Les images diffusées sur les chaînes internationales montrent une ferveur qui dépasse la célébration sportive : c’est un élan de reconnaissance pour les Marocains du monde entier. La police organise la circulation, les collectivités installent des zones de fête, tandis qu’à chaque qualification, Le roi Mohammed VI félicite la sélection nationale pour son parcours historique et salue la fierté ressentie par le peuple marocain. Autour du match Maroc-Espagne, la scène sur la corniche de Casablanca immortalise des milliers de supporters réunis dans un élan de fraternité, de tolérance et de modernité.
Chaque soir de match, l’espace public marocain se transforme ainsi en prolongement des tribunes de Doha. Une communion inédite, ancrée dans la réalité sociale du pays.
La Coupe du Monde 2022 aura été, pour le peuple marocain, un moment de révélation collective. Plus qu’une épopée sportive, l’aventure des supporters a mis en lumière la capacité d’un peuple à se rassembler, à traverser les frontières, à bousculer les habitudes du monde du football.

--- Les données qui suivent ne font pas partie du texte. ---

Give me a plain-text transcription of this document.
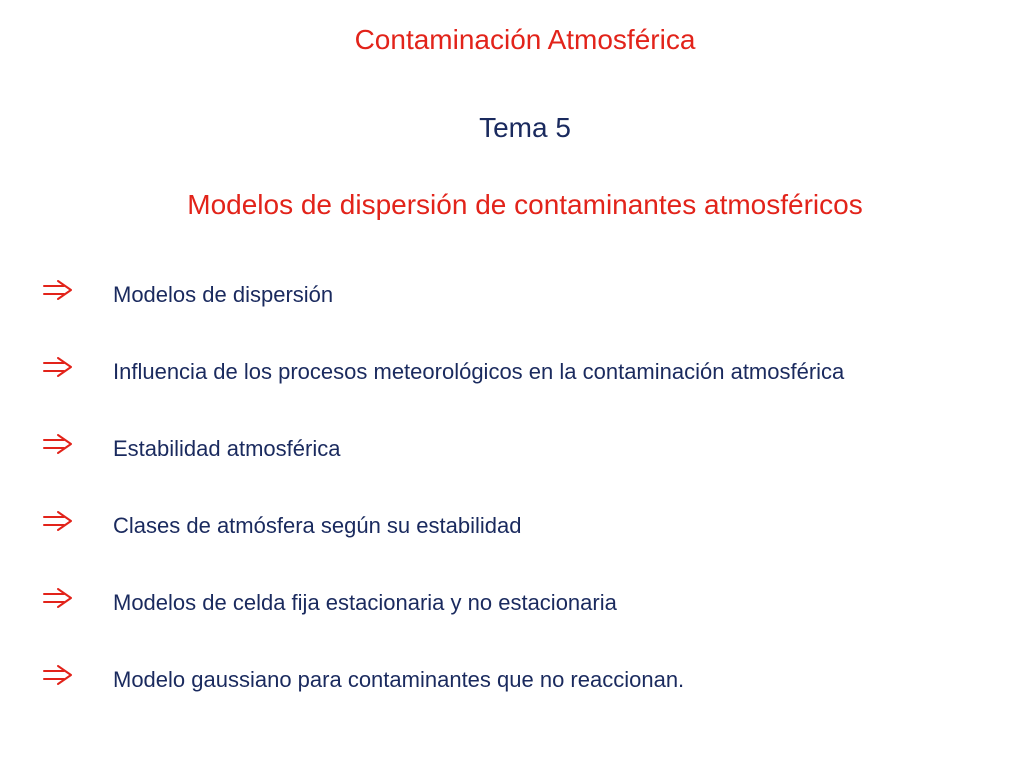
Contaminación Atmosférica
Tema 5
Modelos de dispersión de contaminantes atmosféricos
Modelos de dispersión
Influencia de los procesos meteorológicos en la contaminación atmosférica
Estabilidad atmosférica
Clases de atmósfera según su estabilidad
Modelos de celda fija estacionaria y no estacionaria
Modelo gaussiano para contaminantes que no reaccionan.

Les images des rues de Casablanca, des tribunes de Doha, les cris de victoire et la résilience lors des défaites : tout cela compose un patrimoine récent, mais déjà historique, pour le Maroc d’aujourd’hui.
La vague marocaine de 2022 ne se limite pas à une réussite sportive. Elle renforce le lien social, prolonge une histoire nationale plurielle, et bâtit un pont entre tradition et modernité, entre des générations appelées, désormais, à écrire ensemble les prochaines pages du supporterisme marocain.